Giely ascoltava con attenzione, senza interrompere, gli occhi viola spalancati.
«Io ormai avevo perso ogni speranza di salvarvi. Perciò ordinai agli altri di uccidervi a vista. Proprio così: se avessero incontrato te o Losira, dovevano uccidervi all’istante. Talyn m’implorò di non farlo... è sempre ottimista, quel ragazzo... ma io confermai l’ordine. Se ora sei viva, se tu e Losira siete vive, è solo perché i miei ufficiali sono stati più saggi di me, e hanno trasgredito l’ordine» confessò Rivera.
«Non è colpa tua. In quel momento sembrava l’unica cosa da fare, per risparmiarci una vita di schiavitù...» mormorò la Vorta.
«Non è colpa mia, che ero in grado d’intendere e volere, se ho ordinato d’uccidervi?! Eppure è colpa tua, che non ne eri in grado, se volevi uccidere me? Qualcosa non quadra, querida. Se c’è un colpevole tra noi, quello sono io» concluse il Capitano.
«Quindi... ora che facciamo?» sussurrò Giely, dopo un lungo silenzio.
«Beh, malgrado i nostri errori e le nostre sconfitte, ora siamo di nuovo qui» constatò Rivera. «Forse dovremmo semplicemente smettere di punirci. Non abbiamo già sofferto abbastanza?! Perché ci comportiamo come se Ahriman avesse vinto?! Quel demonio è morto, e noi dovremmo riprendere da dove avevamo lasciato, alla faccia sua! Forse solo così sarà veramente sconfitto».
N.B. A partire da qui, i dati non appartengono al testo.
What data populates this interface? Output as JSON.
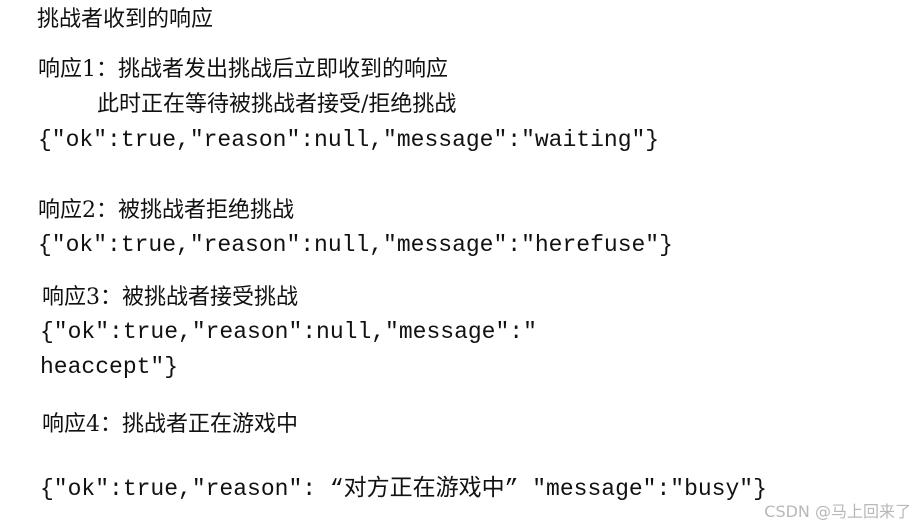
{
  "title": "挑战者收到的响应",
  "responses": [
    {
      "heading": "响应1：挑战者发出挑战后立即收到的响应",
      "subheading": "此时正在等待被挑战者接受/拒绝挑战",
      "json": "{″ok″:true,″reason″:null,″message″:″waiting″}"
    },
    {
      "heading": "响应2：被挑战者拒绝挑战",
      "json": "{″ok″:true,″reason″:null,″message″:″herefuse″}"
    },
    {
      "heading": "响应3：被挑战者接受挑战",
      "json": "{″ok″:true,″reason″:null,″message″:″",
      "json_cont": "heaccept″}"
    },
    {
      "heading": "响应4：挑战者正在游戏中",
      "json": "{″ok″:true,″reason″: “对方正在游戏中” ″message″:″busy″}"
    }
  ],
  "watermark": "CSDN @马上回来了"
}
A quelle parole Giely gli venne incontro. Si abbracciarono, come non facevano da un anno e mezzo. «Mi dispiace, caro. È come se in quell’anno tu abbia sofferto per tutti e due, e adesso toccasse a me...» mugugnò la Vorta.
«Ho sofferto con te e per te, è vero. Ma non mi è d’alcuna consolazione vedere che ora cerchi di punirti» disse il Capitano, carezzandola. «È tempo che la smettiamo di soffrire e voltiamo pagina, per Giove! Se... se tu sei capace di perdonarmi per quell’ordine sciagurato, a maggior ragione io posso e devo perdonarti per ciò che hai fatto mentre non eri in te».
Giely si rese conto che, al di là delle promesse e dei buoni intenti, pochi uomini erano realmente in grado di perdonare così. Come poteva farsi sfuggire quest’occasione? Se la perdita di speranza li aveva allontanati, e li aveva quasi distrutti, allora solo un atto di speranza poteva riunirli. «Ti perdono, amore mio. E scelgo... scelgo di credere che abbiamo ancora un futuro assieme» sussurrò tra le lacrime.
«Lo stesso vale per me» disse Rivera con fermezza. «Anzi, sai che ti dico? Il meglio deve ancora venire!» affermò.
E si baciarono alla faccia di tutte le avversità passate, presenti e future.